Lo que debe tenernos en vilo es que su machismo, su xenofobia, su ataque a la esencia del sistema, han sido validados por las urnas

Si nos fijamos en lo que ha sucedido durante la larga campaña que comenzó con las primarias hace nueve meses no hay mucho margen para el optimismo. Su primer jefe de campaña, Corey Lewandowski, tuvo que dimitir tras aceptar su incapacidad para controlar a su jefe: «Hay que dejar que Trump sea Trump», confesó impotente. Después llegó Paul Manafort, ya bregado en asesorar a tipos difíciles como Viktor Yanukovych, Ferdinand Marcos o Mobutu Sese Seko. Su trabajo no fue fácil, aunque admitió que la mayor ventaja que ofrecía era que no daba problemas si se le dejaba ir a su aire: «Tenemos un candidato que no tiene que reflexionar para decir lo que quiere hacer». También abandonó. Por fin, llegaron Steve Bannon (muy recomendable para conocer la esencia del trumpismo visitar su página web Breitbart) y Kellyane Conway, que han logrado, no sin esfuerzo, moderar un poco sus impulsos, no tanto en el lenguaje, cosa harto complicada, sino en su enfrentamiento con el portavoz republicano Paul Ryan.

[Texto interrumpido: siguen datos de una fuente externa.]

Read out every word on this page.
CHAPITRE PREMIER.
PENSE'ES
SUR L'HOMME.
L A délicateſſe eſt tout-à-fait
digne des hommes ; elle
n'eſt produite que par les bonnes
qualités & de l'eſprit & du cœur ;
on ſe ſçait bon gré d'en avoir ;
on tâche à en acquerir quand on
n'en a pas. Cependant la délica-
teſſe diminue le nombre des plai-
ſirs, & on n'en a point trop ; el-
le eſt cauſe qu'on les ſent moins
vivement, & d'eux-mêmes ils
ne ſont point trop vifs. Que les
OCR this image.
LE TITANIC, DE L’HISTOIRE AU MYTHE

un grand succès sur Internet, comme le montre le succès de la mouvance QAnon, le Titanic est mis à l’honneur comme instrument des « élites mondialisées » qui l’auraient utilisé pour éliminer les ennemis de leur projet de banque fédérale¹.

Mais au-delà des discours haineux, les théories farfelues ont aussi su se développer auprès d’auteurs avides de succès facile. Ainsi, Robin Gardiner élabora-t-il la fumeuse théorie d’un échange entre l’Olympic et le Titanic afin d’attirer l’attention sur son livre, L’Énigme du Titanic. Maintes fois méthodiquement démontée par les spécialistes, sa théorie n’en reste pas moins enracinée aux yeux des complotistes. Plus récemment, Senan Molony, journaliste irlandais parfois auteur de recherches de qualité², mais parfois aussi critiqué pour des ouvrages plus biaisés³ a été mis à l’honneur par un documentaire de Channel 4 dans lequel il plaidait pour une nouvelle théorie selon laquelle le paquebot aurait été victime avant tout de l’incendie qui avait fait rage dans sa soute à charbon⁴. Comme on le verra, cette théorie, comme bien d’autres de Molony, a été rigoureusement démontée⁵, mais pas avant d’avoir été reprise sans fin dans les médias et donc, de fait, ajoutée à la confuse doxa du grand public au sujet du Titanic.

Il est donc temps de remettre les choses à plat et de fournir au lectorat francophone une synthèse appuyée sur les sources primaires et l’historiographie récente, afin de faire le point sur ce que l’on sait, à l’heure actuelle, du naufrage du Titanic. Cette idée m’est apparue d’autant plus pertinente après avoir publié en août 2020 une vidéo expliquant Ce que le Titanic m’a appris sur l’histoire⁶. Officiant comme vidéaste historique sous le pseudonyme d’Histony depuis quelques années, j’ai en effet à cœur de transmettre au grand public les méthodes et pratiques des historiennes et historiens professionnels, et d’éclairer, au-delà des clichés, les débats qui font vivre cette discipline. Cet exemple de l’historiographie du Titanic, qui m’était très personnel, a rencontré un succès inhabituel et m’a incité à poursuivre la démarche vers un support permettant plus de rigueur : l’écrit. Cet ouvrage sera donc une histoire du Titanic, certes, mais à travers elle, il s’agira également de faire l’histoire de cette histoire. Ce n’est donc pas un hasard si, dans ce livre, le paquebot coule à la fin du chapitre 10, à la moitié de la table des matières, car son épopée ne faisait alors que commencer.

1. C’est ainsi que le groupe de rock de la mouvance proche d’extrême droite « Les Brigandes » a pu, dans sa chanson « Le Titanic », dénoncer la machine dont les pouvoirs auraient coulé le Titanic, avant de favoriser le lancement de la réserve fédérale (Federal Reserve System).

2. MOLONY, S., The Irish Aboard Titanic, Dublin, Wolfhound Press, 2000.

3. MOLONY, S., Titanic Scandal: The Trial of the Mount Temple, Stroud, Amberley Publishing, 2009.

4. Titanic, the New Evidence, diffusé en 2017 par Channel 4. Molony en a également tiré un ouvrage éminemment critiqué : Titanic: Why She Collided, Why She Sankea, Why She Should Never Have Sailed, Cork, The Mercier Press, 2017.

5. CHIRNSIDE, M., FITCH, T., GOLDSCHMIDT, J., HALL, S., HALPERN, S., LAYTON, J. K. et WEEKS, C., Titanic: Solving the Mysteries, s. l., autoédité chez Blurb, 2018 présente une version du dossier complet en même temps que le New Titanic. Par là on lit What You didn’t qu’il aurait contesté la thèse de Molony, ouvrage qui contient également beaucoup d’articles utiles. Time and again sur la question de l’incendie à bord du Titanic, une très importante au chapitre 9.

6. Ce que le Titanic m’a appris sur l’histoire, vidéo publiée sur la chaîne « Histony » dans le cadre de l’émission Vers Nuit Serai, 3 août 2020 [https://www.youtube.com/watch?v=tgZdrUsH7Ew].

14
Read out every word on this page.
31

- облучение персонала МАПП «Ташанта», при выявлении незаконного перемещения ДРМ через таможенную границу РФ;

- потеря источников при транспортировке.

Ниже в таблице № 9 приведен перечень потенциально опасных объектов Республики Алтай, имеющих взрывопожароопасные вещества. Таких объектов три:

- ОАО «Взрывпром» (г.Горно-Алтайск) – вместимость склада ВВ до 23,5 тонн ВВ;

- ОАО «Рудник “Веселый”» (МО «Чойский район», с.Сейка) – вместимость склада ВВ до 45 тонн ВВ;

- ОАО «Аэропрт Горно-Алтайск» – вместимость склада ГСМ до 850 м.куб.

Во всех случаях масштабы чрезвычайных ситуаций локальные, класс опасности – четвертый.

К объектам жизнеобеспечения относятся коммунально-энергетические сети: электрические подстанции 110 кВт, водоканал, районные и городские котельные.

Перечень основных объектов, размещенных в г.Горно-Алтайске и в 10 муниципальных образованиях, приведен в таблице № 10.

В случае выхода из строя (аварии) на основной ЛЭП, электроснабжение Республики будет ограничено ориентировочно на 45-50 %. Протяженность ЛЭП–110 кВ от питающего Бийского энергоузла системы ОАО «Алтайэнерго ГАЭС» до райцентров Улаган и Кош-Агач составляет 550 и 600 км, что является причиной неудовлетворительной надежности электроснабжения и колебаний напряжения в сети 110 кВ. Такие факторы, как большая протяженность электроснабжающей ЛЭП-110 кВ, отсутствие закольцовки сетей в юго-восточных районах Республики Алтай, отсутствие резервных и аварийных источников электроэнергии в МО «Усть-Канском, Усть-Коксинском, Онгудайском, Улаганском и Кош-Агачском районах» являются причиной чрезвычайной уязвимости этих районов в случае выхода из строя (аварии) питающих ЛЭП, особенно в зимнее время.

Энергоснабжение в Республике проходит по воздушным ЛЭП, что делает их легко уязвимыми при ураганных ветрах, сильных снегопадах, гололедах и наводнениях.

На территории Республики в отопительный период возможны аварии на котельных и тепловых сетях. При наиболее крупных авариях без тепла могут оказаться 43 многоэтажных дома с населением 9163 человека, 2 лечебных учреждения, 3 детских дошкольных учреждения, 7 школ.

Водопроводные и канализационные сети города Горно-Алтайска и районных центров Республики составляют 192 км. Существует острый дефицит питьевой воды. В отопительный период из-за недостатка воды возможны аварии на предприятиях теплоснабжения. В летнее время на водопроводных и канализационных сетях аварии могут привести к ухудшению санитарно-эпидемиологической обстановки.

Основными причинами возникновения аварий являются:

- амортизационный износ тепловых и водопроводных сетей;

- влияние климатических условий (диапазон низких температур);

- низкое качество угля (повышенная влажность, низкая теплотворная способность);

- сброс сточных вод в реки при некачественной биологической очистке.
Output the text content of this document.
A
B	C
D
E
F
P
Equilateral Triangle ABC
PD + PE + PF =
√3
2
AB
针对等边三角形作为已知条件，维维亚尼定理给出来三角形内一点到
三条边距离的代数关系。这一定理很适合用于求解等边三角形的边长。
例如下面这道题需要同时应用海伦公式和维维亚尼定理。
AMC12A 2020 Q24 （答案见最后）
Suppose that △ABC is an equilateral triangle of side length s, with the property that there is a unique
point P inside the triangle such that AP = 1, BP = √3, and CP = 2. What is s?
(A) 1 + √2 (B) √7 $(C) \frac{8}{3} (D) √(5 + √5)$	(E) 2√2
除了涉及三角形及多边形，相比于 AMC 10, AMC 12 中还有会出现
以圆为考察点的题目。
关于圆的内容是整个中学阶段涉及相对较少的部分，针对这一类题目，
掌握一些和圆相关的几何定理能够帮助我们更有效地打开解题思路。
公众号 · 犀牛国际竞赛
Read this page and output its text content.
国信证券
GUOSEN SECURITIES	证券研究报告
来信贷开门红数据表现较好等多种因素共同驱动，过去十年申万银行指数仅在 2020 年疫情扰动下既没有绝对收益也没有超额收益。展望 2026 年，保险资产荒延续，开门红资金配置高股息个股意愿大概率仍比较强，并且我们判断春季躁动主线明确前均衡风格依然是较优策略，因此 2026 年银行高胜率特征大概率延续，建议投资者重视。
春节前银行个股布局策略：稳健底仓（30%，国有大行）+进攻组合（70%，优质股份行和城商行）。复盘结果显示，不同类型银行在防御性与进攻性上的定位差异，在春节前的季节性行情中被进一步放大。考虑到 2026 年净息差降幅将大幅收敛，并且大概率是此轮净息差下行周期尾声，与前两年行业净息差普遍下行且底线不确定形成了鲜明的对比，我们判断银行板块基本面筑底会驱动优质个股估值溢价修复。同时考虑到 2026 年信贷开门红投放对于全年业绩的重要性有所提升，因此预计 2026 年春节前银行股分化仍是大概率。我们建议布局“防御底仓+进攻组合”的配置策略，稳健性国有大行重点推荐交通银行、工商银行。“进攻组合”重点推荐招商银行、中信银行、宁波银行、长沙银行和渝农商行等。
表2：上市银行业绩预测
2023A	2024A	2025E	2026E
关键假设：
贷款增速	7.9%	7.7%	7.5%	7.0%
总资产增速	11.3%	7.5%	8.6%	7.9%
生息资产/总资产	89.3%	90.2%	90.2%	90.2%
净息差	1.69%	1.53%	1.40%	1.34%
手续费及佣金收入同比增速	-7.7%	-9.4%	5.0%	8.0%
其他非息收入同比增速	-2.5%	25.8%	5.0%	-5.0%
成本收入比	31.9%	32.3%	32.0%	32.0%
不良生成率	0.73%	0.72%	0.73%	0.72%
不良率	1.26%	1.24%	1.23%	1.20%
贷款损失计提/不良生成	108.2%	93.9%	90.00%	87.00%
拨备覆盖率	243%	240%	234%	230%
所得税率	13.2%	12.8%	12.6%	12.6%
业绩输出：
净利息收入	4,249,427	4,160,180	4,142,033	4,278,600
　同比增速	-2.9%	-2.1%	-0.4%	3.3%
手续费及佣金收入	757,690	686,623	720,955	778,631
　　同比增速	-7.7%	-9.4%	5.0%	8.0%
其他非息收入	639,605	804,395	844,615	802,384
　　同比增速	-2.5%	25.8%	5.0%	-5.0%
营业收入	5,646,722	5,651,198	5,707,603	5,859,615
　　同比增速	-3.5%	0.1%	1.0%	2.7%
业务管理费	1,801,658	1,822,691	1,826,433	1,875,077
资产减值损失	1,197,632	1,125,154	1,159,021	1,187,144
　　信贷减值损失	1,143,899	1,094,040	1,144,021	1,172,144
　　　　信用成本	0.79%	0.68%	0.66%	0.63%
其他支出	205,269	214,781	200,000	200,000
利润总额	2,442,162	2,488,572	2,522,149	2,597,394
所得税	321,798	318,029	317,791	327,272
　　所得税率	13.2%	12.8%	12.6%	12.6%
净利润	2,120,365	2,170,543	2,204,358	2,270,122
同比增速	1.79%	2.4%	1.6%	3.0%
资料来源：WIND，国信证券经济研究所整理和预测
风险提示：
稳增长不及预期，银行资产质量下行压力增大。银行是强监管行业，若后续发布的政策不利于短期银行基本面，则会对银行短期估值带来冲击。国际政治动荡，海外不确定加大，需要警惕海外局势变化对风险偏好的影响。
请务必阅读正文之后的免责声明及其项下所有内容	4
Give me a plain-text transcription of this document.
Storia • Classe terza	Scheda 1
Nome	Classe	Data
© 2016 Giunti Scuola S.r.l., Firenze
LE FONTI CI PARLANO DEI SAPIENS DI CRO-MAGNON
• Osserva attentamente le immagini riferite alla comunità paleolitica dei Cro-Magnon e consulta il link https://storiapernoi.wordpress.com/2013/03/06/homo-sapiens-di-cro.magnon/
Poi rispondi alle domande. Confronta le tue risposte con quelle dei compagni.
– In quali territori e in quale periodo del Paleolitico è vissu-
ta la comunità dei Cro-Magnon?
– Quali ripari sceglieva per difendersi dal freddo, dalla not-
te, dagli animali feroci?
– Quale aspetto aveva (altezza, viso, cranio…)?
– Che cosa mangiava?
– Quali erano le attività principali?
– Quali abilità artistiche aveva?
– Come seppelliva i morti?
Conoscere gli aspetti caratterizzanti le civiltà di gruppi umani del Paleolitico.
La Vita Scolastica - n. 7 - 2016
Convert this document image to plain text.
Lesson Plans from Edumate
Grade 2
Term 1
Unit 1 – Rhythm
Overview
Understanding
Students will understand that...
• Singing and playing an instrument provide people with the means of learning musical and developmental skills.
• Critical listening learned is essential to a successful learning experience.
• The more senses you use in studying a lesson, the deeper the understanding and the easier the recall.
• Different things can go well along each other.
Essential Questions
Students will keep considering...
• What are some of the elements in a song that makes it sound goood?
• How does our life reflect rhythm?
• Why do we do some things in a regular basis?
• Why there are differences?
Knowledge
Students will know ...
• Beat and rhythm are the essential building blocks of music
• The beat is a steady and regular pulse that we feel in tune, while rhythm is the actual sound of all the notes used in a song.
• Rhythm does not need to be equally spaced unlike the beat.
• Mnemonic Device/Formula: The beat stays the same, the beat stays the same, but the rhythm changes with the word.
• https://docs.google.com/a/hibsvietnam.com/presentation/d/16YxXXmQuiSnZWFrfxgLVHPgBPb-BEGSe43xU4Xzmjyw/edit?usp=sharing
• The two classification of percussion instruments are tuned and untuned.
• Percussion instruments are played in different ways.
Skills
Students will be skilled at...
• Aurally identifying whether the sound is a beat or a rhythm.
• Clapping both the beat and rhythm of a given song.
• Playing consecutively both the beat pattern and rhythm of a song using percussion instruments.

En una de las pocas entrevistas concedidas por Trump, en agosto de este año, afirmó: «No veo por qué voy a cambiar de repente si voy ganando».

Aunque sus asesores continúen con su trabajo de limado de asperezas lingüísticas y los lobbies moldeen algunos de sus planteamientos más radicales, Trump no puede dejar de ser Trump, porque la gente le ha votado por lo que es.

Sin duda, llevará adelante su programa fiscal y tendrá que enfrentarse a la cuestión de cómo financiar su ambicioso programa de infraestructuras con menos ingresos. Seguro que no construirá un muro en la frontera con México, pero limitará la entrada de inmigrantes y hará la vida imposible a los 13 millones que ya  viven en EEUU de forma ilegal.

Protegerá a las grandes empresas del automóvil y elevará las barreras arancelarias para ayudar a la industria norteamericana. Revisará el Obamacare y no ratificará el Acuerdo de París contra el calentamiento global.

Dudo que su plan económico funcione. Pero eso no es lo más preocupante. En EEUU se han dado muchos bandazos y, al final, han sido sus emprendedores los que acaban tirando del carro.

Podemos dar una oportunidad pero, como el propio presidente electo dijo en uno de su tuits, ‘Yo soy quien soy’

Lo que realmente debe tenernos en vilo es que su visión del mundo ha tenido un apoyo mayoritario entre los norteamericanos. Es decir, que su machismo, su xenofobia, su ataque a la esencia del sistema han sido validados por las urnas.

Como europeos tenemos un problema y como demócratas también. Podemos dar una oportunidad, esperar a ver, pero no engañarnos y pensar que el Trump que ha ganado es un personaje que pertenece al pasado. Como dijo el propio presidente electo en uno de sus tuits: «Yo soy quien soy». Conviene no olvidarlo.